No quadro complexo da crise generalizada que perpassa diante dos nossos olhos - crise que parece ser a do Ocidente, mas é de todo o mundo, entretanto ocidentalizado nas formas, nos modos e aspirações - o colapso da respeitabilidade dos governos ocupa lugar destacado. Dir-se-ia que os governos perderam, quase todos, a eficácia e controlo sobre o rumo dos acontecimentos e que o fenómeno toca por igual os governos de autoridade, os governos totalitários e os chamados governos representativos. Com que direito se organizam cerradas campanhas apelando à guerra mais ou menos descarada contra governos autoritários, com que direito se bombardeiam países, se matam populações, desorganizam as suas instituições e se matam chefes de Estado em nome de certos valores se no Ocidente se lançam cargas policiais, gás lacrimogénio e se prendem centenas de pessoas sem mandado invocando as mesmas razões de que se socorrem os governos autoritários assaltados do exterior ?
A crise que vivemos é a crise da ficção dos governos. Na presente crise, a excepção parece ser a dos países onde não há governo. Na Europa em pré-bancarrota, o único país que se tem saído bem é a Bélgica, que esteve sem governo durante ano e meio. Onde há políticos e gestores do imediato, há crise; onde não os há, a crise parece resolver-se de forma natural. No fundo, a crise dos governos é a crise de um modelo. No Antigo Regime, que tinha governos mínimos, quase sem funcionalismo, os governos serviam o Rei e não se envolviam em minudências. Os chamados corpos intermédios cuidavam do essencial, resolviam os problemas e encontravam soluções. Hoje, que os governos são complexos, pesados, estão em todo o lado, legislam sobre tudo, as crises tornam-se generalizadas, invadem todos os campos da vida colectiva e imobilizam as sociedades.
Aqui na Tailândia, a tragédia das cheias veio confirmar a inutilidade do governo. As Forças Armadas, a única instituição não maculada pela inábil mão dos políticos, tem sido o garante da ordem e a única a responder às necessidades das pessoas. Tão atacadas há dois anos, demonstraram na presente crise humanitária que, afinal, mais importante que a logorreia dos parlamentos, das suas caras e carantonhas, há outros “partidos” que servem o bem-comum e reunem o pleno do apoio comunitário. Não fossem os soldados e a Tailândia estaria hoje a braços com actos generalizados de vandalismo e luta pela sobrevivência de milhões de pessoas que confiaram num governo que mais não sabe fazer que emitir comunicados e promessas.
Os governos representativos são coisa bonita, mas não resistem à mínima contrariedade.

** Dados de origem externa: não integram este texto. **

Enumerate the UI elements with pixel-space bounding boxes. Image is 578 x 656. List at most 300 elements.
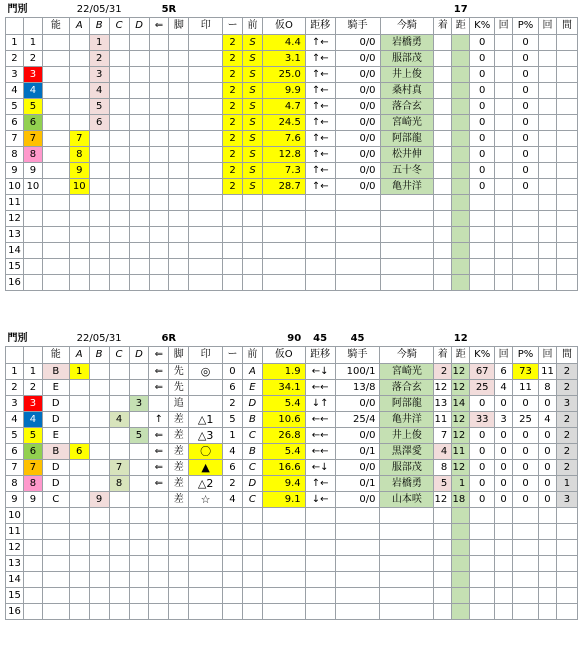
- grade-c: [109, 211, 129, 227]
- jockey-record: 0/0: [335, 115, 380, 131]
- speed-grade: [243, 259, 263, 275]
- grade-c: [109, 179, 129, 195]
- k-count: [495, 588, 513, 604]
- column-header: 印: [189, 347, 223, 364]
- k-percent: 0: [470, 163, 495, 179]
- grade-a: 1: [69, 364, 89, 380]
- prediction-mark: △2: [189, 476, 223, 492]
- gate-value: [223, 259, 243, 275]
- k-count: [495, 259, 513, 275]
- odds-value: [262, 259, 305, 275]
- frame-number: [23, 211, 42, 227]
- distance: [452, 243, 470, 259]
- spacer: [189, 2, 243, 18]
- frame-number: [23, 259, 42, 275]
- grade-d: [129, 444, 149, 460]
- finish-position: 5: [434, 476, 452, 492]
- finish-position: [434, 588, 452, 604]
- k-count: [495, 524, 513, 540]
- table-row: [6, 572, 578, 588]
- row-number: 16: [6, 604, 24, 620]
- leg-type: [169, 211, 189, 227]
- k-count: [495, 227, 513, 243]
- gate-value: 2: [223, 115, 243, 131]
- arrow-mark: [149, 227, 169, 243]
- row-number: 10: [6, 179, 24, 195]
- ability-grade: [42, 163, 69, 179]
- grade-b: 1: [89, 35, 109, 51]
- jockey-name: 落合玄: [380, 380, 434, 396]
- prediction-mark: [189, 243, 223, 259]
- ability-grade: C: [42, 492, 69, 508]
- column-header: ⇐: [149, 18, 169, 35]
- grade-d: [129, 243, 149, 259]
- k-percent: 0: [470, 460, 495, 476]
- row-number: 2: [6, 380, 24, 396]
- interval: [556, 588, 577, 604]
- col-blank: [23, 347, 42, 364]
- jockey-name: [380, 572, 434, 588]
- grade-b: [89, 604, 109, 620]
- interval: [556, 179, 577, 195]
- interval: [556, 99, 577, 115]
- grade-b: 2: [89, 51, 109, 67]
- grade-a: [69, 572, 89, 588]
- distance-move: ↑←: [305, 83, 335, 99]
- row-number: 11: [6, 195, 24, 211]
- column-header: 印: [189, 18, 223, 35]
- p-percent: [513, 604, 539, 620]
- arrow-mark: [149, 243, 169, 259]
- column-header: P%: [513, 18, 539, 35]
- grade-b: [89, 588, 109, 604]
- finish-position: [434, 508, 452, 524]
- frame-number: 6: [23, 115, 42, 131]
- ability-grade: [42, 259, 69, 275]
- p-percent: 0: [513, 51, 539, 67]
- table-row: [6, 179, 578, 195]
- k-count: 0: [495, 428, 513, 444]
- leg-type: 差: [169, 460, 189, 476]
- odds-value: [262, 227, 305, 243]
- interval: [556, 259, 577, 275]
- odds-value: 1.9: [262, 364, 305, 380]
- table-row: [6, 396, 578, 412]
- ability-grade: [42, 67, 69, 83]
- frame-number: 5: [23, 428, 42, 444]
- grade-b: [89, 524, 109, 540]
- odds-value: [262, 604, 305, 620]
- interval: [556, 243, 577, 259]
- column-header: P%: [513, 347, 539, 364]
- jockey-record: [335, 259, 380, 275]
- grade-c: [109, 67, 129, 83]
- jockey-record: [335, 572, 380, 588]
- spacer: [380, 2, 452, 18]
- grade-d: 5: [129, 428, 149, 444]
- prediction-mark: [189, 51, 223, 67]
- odds-value: 9.9: [262, 83, 305, 99]
- jockey-record: 0/1: [335, 444, 380, 460]
- prediction-mark: △3: [189, 428, 223, 444]
- distance: 1: [452, 476, 470, 492]
- k-percent: 0: [470, 492, 495, 508]
- p-percent: [513, 588, 539, 604]
- speed-grade: S: [243, 131, 263, 147]
- spacer: [470, 331, 578, 347]
- jockey-record: [335, 588, 380, 604]
- gate-value: [223, 524, 243, 540]
- grade-b: [89, 508, 109, 524]
- row-number: 9: [6, 492, 24, 508]
- ability-grade: [42, 179, 69, 195]
- p-percent: 11: [513, 380, 539, 396]
- distance-move: ↓←: [305, 492, 335, 508]
- p-count: [539, 243, 557, 259]
- p-count: [539, 35, 557, 51]
- distance: 18: [452, 492, 470, 508]
- jockey-name: 宮崎光: [380, 364, 434, 380]
- leg-type: [169, 572, 189, 588]
- grade-b: [89, 163, 109, 179]
- frame-number: 2: [23, 380, 42, 396]
- jockey-record: 0/0: [335, 67, 380, 83]
- odds-value: [262, 243, 305, 259]
- distance: [452, 524, 470, 540]
- p-count: [539, 51, 557, 67]
- p-count: 0: [538, 428, 556, 444]
- race-number: 6R: [149, 331, 189, 347]
- k-count: 0: [495, 396, 513, 412]
- speed-grade: S: [243, 147, 263, 163]
- odds-value: [262, 211, 305, 227]
- p-count: 0: [538, 476, 556, 492]
- distance: [452, 35, 470, 51]
- gate-value: 2: [223, 67, 243, 83]
- grade-d: [129, 99, 149, 115]
- interval: [556, 115, 577, 131]
- finish-position: 11: [434, 412, 452, 428]
- k-count: 0: [495, 444, 513, 460]
- odds-value: 12.8: [262, 147, 305, 163]
- grade-d: [129, 556, 149, 572]
- grade-d: [129, 147, 149, 163]
- gate-value: 5: [223, 412, 243, 428]
- grade-c: [109, 163, 129, 179]
- grade-a: [69, 524, 89, 540]
- jockey-record: [335, 243, 380, 259]
- jockey-record: 13/8: [335, 380, 380, 396]
- grade-d: [129, 275, 149, 291]
- arrow-mark: [149, 211, 169, 227]
- jockey-record: [335, 508, 380, 524]
- ability-grade: D: [42, 396, 69, 412]
- race6-table: [5, 331, 578, 620]
- finish-position: [434, 83, 452, 99]
- frame-number: [23, 572, 42, 588]
- row-number: 4: [6, 412, 24, 428]
- p-count: [539, 179, 557, 195]
- row-number: 7: [6, 131, 24, 147]
- column-header: K%: [470, 18, 495, 35]
- grade-a: [69, 51, 89, 67]
- column-header: 脚: [169, 18, 189, 35]
- arrow-mark: [149, 524, 169, 540]
- grade-b: 5: [89, 99, 109, 115]
- arrow-mark: [149, 195, 169, 211]
- k-count: [495, 115, 513, 131]
- interval: 2: [556, 460, 577, 476]
- jockey-name: [380, 508, 434, 524]
- k-percent: 0: [470, 35, 495, 51]
- p-count: [539, 115, 557, 131]
- k-percent: [470, 572, 495, 588]
- distance: 11: [452, 444, 470, 460]
- distance-move: [305, 572, 335, 588]
- frame-number: 5: [23, 99, 42, 115]
- k-percent: 0: [470, 115, 495, 131]
- grade-c: [109, 364, 129, 380]
- grade-c: [109, 540, 129, 556]
- prediction-mark: [189, 227, 223, 243]
- distance: 14: [452, 396, 470, 412]
- ability-grade: [42, 524, 69, 540]
- runner-count: 12: [452, 331, 470, 347]
- speed-grade: [243, 243, 263, 259]
- table-row: [6, 492, 578, 508]
- leg-type: [169, 99, 189, 115]
- grade-a: 7: [69, 131, 89, 147]
- row-number: 1: [6, 35, 24, 51]
- jockey-record: 0/0: [335, 99, 380, 115]
- leg-type: 追: [169, 396, 189, 412]
- frame-number: 1: [23, 364, 42, 380]
- gate-value: [223, 211, 243, 227]
- column-header: 騎手: [335, 347, 380, 364]
- k-percent: [470, 211, 495, 227]
- distance: [452, 275, 470, 291]
- grade-d: [129, 524, 149, 540]
- k-count: [495, 147, 513, 163]
- leg-type: [169, 35, 189, 51]
- arrow-mark: [149, 588, 169, 604]
- jockey-record: 0/0: [335, 492, 380, 508]
- p-percent: 0: [513, 428, 539, 444]
- k-percent: 0: [470, 83, 495, 99]
- gate-value: 2: [223, 163, 243, 179]
- grade-a: [69, 67, 89, 83]
- p-count: 11: [538, 364, 556, 380]
- grade-c: [109, 99, 129, 115]
- odds-value: 10.6: [262, 412, 305, 428]
- odds-value: [262, 588, 305, 604]
- grade-d: 3: [129, 396, 149, 412]
- table-row: [6, 604, 578, 620]
- grade-b: [89, 259, 109, 275]
- p-percent: 0: [513, 396, 539, 412]
- col-blank: [6, 347, 24, 364]
- distance-move: [305, 540, 335, 556]
- column-header: 騎手: [335, 18, 380, 35]
- grade-b: [89, 460, 109, 476]
- column-header: 着: [434, 18, 452, 35]
- header-title-row: [6, 2, 578, 18]
- finish-position: [434, 211, 452, 227]
- frame-number: [23, 243, 42, 259]
- ability-grade: D: [42, 476, 69, 492]
- table-row: [6, 83, 578, 99]
- frame-number: 7: [23, 131, 42, 147]
- distance-move: ↑←: [305, 147, 335, 163]
- frame-number: [23, 540, 42, 556]
- grade-d: [129, 364, 149, 380]
- ability-grade: [42, 83, 69, 99]
- grade-c: [109, 51, 129, 67]
- column-header: 着: [434, 347, 452, 364]
- prediction-mark: 〇: [189, 444, 223, 460]
- runner-count: 17: [452, 2, 470, 18]
- arrow-mark: [149, 67, 169, 83]
- ability-grade: D: [42, 412, 69, 428]
- grade-b: [89, 211, 109, 227]
- column-header: 間: [556, 347, 577, 364]
- grade-b: [89, 364, 109, 380]
- k-count: [495, 83, 513, 99]
- column-header: 能: [42, 18, 69, 35]
- interval: [556, 131, 577, 147]
- grade-d: [129, 380, 149, 396]
- prediction-mark: [189, 179, 223, 195]
- p-count: [538, 588, 556, 604]
- grade-d: [129, 572, 149, 588]
- odds-value: 7.6: [262, 131, 305, 147]
- distance: [452, 572, 470, 588]
- k-count: [495, 508, 513, 524]
- distance: [452, 179, 470, 195]
- ability-grade: E: [42, 380, 69, 396]
- grade-a: [69, 259, 89, 275]
- p-count: 0: [538, 444, 556, 460]
- k-count: [495, 51, 513, 67]
- arrow-mark: [149, 35, 169, 51]
- grade-a: 10: [69, 179, 89, 195]
- jockey-name: [380, 524, 434, 540]
- odds-value: 25.0: [262, 67, 305, 83]
- row-number: 7: [6, 460, 24, 476]
- jockey-name: 亀井洋: [380, 179, 434, 195]
- grade-a: [69, 460, 89, 476]
- leg-type: 先: [169, 364, 189, 380]
- p-count: 8: [538, 380, 556, 396]
- finish-position: 13: [434, 396, 452, 412]
- k-percent: [470, 604, 495, 620]
- odds-value: [262, 275, 305, 291]
- grade-b: [89, 380, 109, 396]
- grade-c: 4: [109, 412, 129, 428]
- k-percent: 0: [470, 444, 495, 460]
- column-header: ー: [223, 18, 243, 35]
- k-percent: 0: [470, 67, 495, 83]
- k-count: 0: [495, 460, 513, 476]
- prediction-mark: [189, 163, 223, 179]
- p-percent: [513, 275, 539, 291]
- table-row: [6, 35, 578, 51]
- grade-c: [109, 444, 129, 460]
- jockey-name: 宮崎光: [380, 115, 434, 131]
- p-count: 0: [538, 492, 556, 508]
- distance: [452, 195, 470, 211]
- grade-a: 6: [69, 444, 89, 460]
- finish-position: [434, 243, 452, 259]
- finish-position: [434, 524, 452, 540]
- interval: [556, 67, 577, 83]
- jockey-name: [380, 243, 434, 259]
- distance: 12: [452, 460, 470, 476]
- odds-value: 3.1: [262, 51, 305, 67]
- column-header: K%: [470, 347, 495, 364]
- grade-b: 6: [89, 115, 109, 131]
- grade-c: [109, 428, 129, 444]
- p-count: [538, 524, 556, 540]
- ability-grade: [42, 227, 69, 243]
- date-label: 22/05/31: [69, 331, 129, 347]
- interval: [556, 508, 577, 524]
- k-count: [495, 131, 513, 147]
- finish-position: 8: [434, 460, 452, 476]
- distance: [452, 588, 470, 604]
- frame-number: 7: [23, 460, 42, 476]
- grade-a: [69, 396, 89, 412]
- jockey-name: 五十冬: [380, 163, 434, 179]
- k-percent: 33: [470, 412, 495, 428]
- gate-value: 0: [223, 364, 243, 380]
- grade-b: [89, 444, 109, 460]
- p-count: [539, 195, 557, 211]
- p-count: [538, 604, 556, 620]
- row-number: 4: [6, 83, 24, 99]
- frame-number: 1: [23, 35, 42, 51]
- jockey-record: 0/1: [335, 476, 380, 492]
- gate-value: 2: [223, 131, 243, 147]
- ability-grade: E: [42, 428, 69, 444]
- p-percent: 0: [513, 67, 539, 83]
- spacer: [129, 2, 149, 18]
- grade-a: 9: [69, 163, 89, 179]
- extra-1: [262, 2, 305, 18]
- column-header: B: [89, 347, 109, 364]
- distance: [452, 540, 470, 556]
- finish-position: [434, 259, 452, 275]
- speed-grade: B: [242, 412, 262, 428]
- table-row: [6, 131, 578, 147]
- speed-grade: [242, 604, 262, 620]
- arrow-mark: ⇐: [149, 444, 169, 460]
- grade-d: [129, 476, 149, 492]
- k-count: 0: [495, 492, 513, 508]
- prediction-mark: [189, 99, 223, 115]
- distance-move: [305, 524, 335, 540]
- table-row: [6, 524, 578, 540]
- finish-position: 4: [434, 444, 452, 460]
- jockey-name: [380, 604, 434, 620]
- distance-move: ↓↑: [305, 396, 335, 412]
- table-row: [6, 364, 578, 380]
- row-number: 12: [6, 540, 24, 556]
- arrow-mark: ⇐: [149, 476, 169, 492]
- prediction-mark: [189, 572, 223, 588]
- grade-a: [69, 556, 89, 572]
- distance-move: ↑←: [305, 163, 335, 179]
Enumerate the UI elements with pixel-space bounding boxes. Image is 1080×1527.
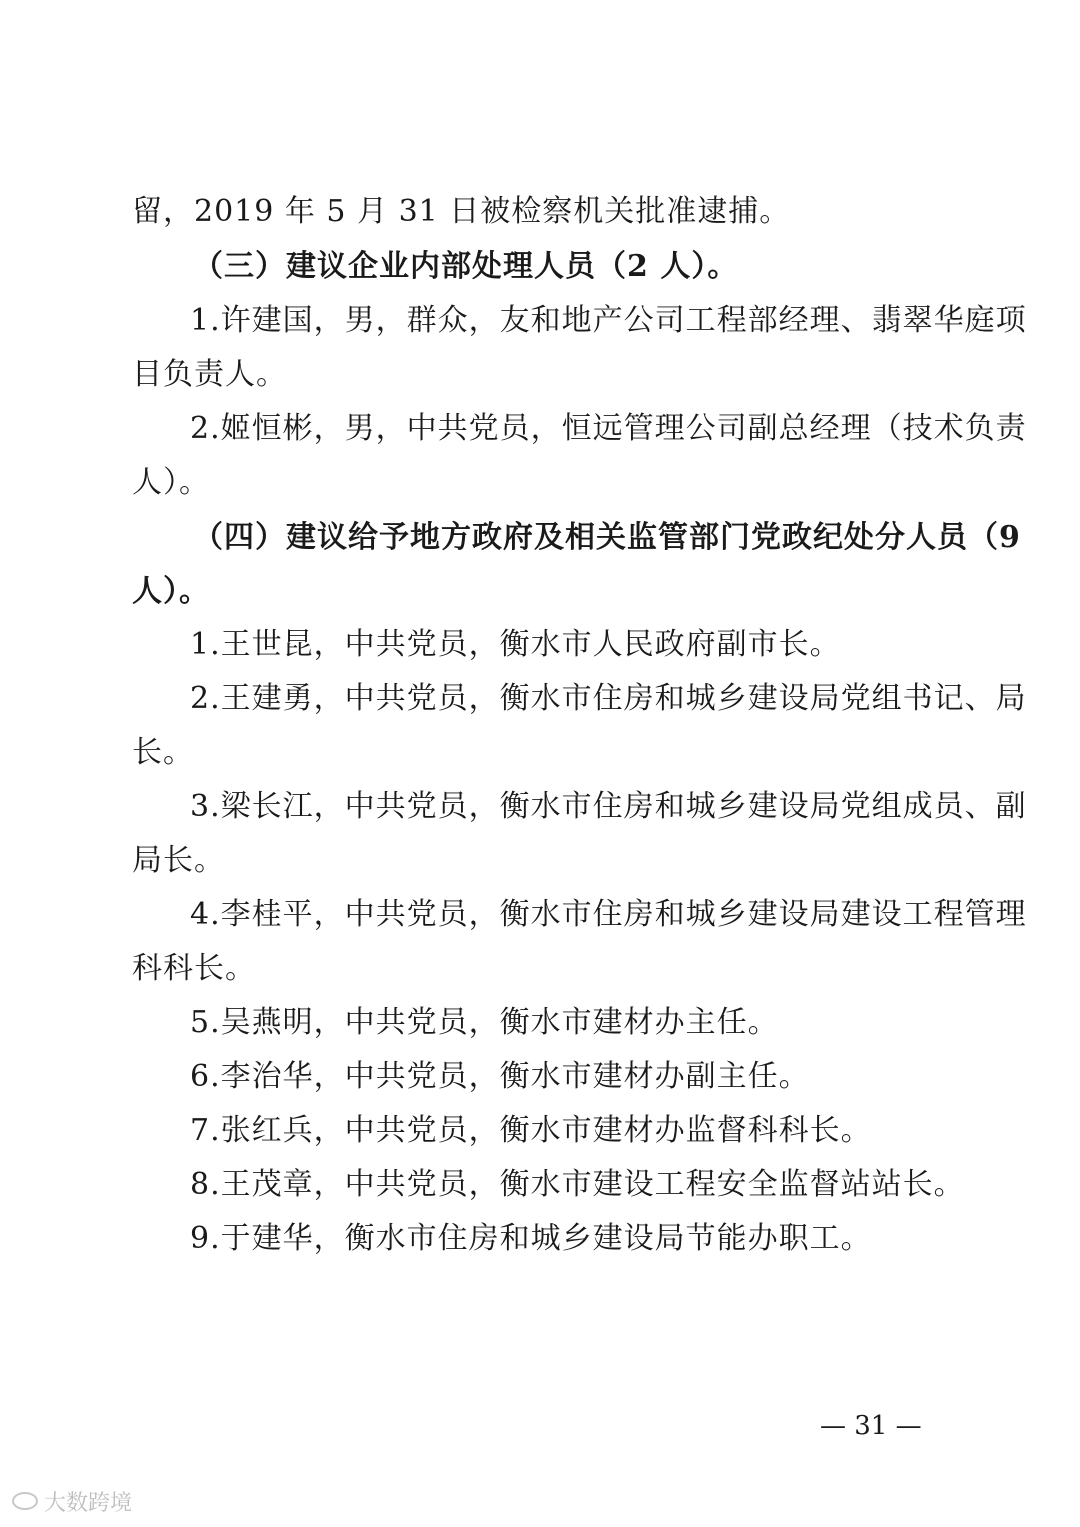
list-item-1-line-1: 1.许建国，男，群众，友和地产公司工程部经理、翡翠华庭项: [190, 303, 1027, 338]
official-item-9: 9.于建华，衡水市住房和城乡建设局节能办职工。: [190, 1221, 872, 1256]
official-item-2-line-1: 2.王建勇，中共党员，衡水市住房和城乡建设局党组书记、局: [190, 681, 1027, 716]
official-item-3-line-2: 局长。: [132, 843, 225, 878]
official-item-6: 6.李治华，中共党员，衡水市建材办副主任。: [190, 1059, 810, 1094]
list-item-2-line-2: 人）。: [132, 465, 210, 500]
paragraph-continuation: 留，2019 年 5 月 31 日被检察机关批准逮捕。: [132, 194, 791, 229]
official-item-1: 1.王世昆，中共党员，衡水市人民政府副市长。: [190, 627, 841, 662]
watermark-text: 大数跨境: [44, 1490, 133, 1516]
list-item-1-line-2: 目负责人。: [132, 357, 287, 392]
official-item-5: 5.吴燕明，中共党员，衡水市建材办主任。: [190, 1005, 779, 1040]
watermark: [12, 1486, 132, 1516]
section-heading-4-line-2: 人）。: [132, 574, 210, 609]
official-item-7: 7.张红兵，中共党员，衡水市建材办监督科科长。: [190, 1113, 872, 1148]
page-number: — 31 —: [820, 1411, 922, 1441]
section-heading-3: （三）建议企业内部处理人员（2 人）。: [193, 249, 739, 284]
weibo-logo-icon: [12, 1492, 38, 1510]
official-item-8: 8.王茂章，中共党员，衡水市建设工程安全监督站站长。: [190, 1167, 965, 1202]
official-item-2-line-2: 长。: [132, 735, 194, 770]
official-item-3-line-1: 3.梁长江，中共党员，衡水市住房和城乡建设局党组成员、副: [190, 789, 1027, 824]
list-item-2-line-1: 2.姬恒彬，男，中共党员，恒远管理公司副总经理（技术负责: [190, 411, 1027, 446]
section-heading-4-line-1: （四）建议给予地方政府及相关监管部门党政纪处分人员（9: [193, 520, 1021, 555]
official-item-4-line-2: 科科长。: [132, 951, 256, 986]
official-item-4-line-1: 4.李桂平，中共党员，衡水市住房和城乡建设局建设工程管理: [190, 897, 1027, 932]
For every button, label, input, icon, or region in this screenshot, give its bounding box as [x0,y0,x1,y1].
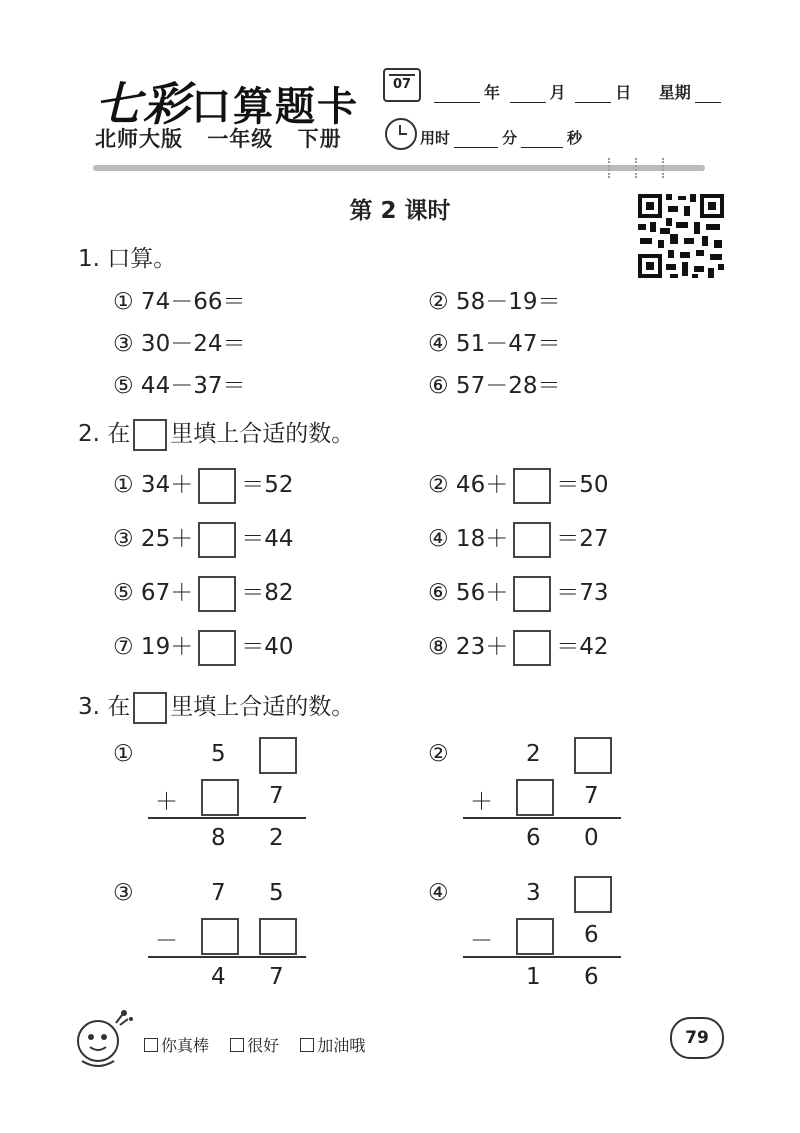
q2-item-5-left: ⑤ 67＋ [113,580,194,606]
p1-result-ones: 2 [269,825,284,851]
answer-box[interactable] [513,576,551,612]
minutes-label: 分 [502,129,518,147]
p4-underline [463,956,621,958]
time-label: 用时 [420,129,451,147]
p1-result-tens: 8 [211,825,226,851]
p3-top-ones: 5 [269,880,284,906]
day-label: 日 [615,83,632,102]
p1-number: ① [113,741,134,767]
p3-number: ③ [113,880,134,906]
q2-item-2 [428,466,608,504]
q2-item-5-right: ＝82 [241,580,294,606]
answer-box[interactable] [516,918,554,955]
p2-result-tens: 6 [526,825,541,851]
q2-item-6 [428,574,608,612]
p4-result-ones: 6 [584,964,599,990]
answer-box[interactable] [513,630,551,666]
q1-title: 1. 口算。 [78,246,177,272]
day-blank[interactable] [575,102,611,103]
grade: 一年级 [207,127,274,151]
clock-icon [385,118,417,150]
q2-item-7-left: ⑦ 19＋ [113,634,194,660]
answer-box[interactable] [259,918,297,955]
answer-box[interactable] [198,522,236,558]
q2-item-8 [428,628,608,666]
time-line [420,127,582,148]
p3-result-ones: 7 [269,964,284,990]
edition-line [95,123,342,153]
qr-code-icon [636,192,726,280]
answer-box-sample [133,419,167,451]
q2-item-2-left: ② 46＋ [428,472,509,498]
answer-box[interactable] [198,468,236,504]
rating-great[interactable] [144,1036,209,1055]
answer-box[interactable] [574,876,612,913]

Pergunto-me para que servem esses parlamentos amadores, com 200, 300 ou 400 deputados reunidos em permanência – com as suas comissões parlamentares, as suas auditorias, os discursos de facção, as oposições – se não conseguem responder a solicitações tão básicas como o fornecimento de água potável e um prato de arroz a milhões de pessoas afectadas por uma calamidade natural. Sim, como no Antigo Regime, deviamos ter uns Estados Gerais de dez em dez anos, um governo escolhido e devidamente vigiado por um funcionalismo público especializado e pouco mais.
Ausência de governo representativo ? Não, porque no Antigo regime havia as liberdades que obrigavam o Estado a não ultrapassar os seus limites, havia os parlamentos regionais, as comunas e os corpos sociais sempre atentos à mínima tentação controleira do governo central. As pessoas clamam por liberdade – o mais precioso dos bens – mas começam a desesperar da intolerável inépcia daqueles que, embora eleitos, já não conseguem esconder a escancarada mentira de uma inutilidade prejudicial.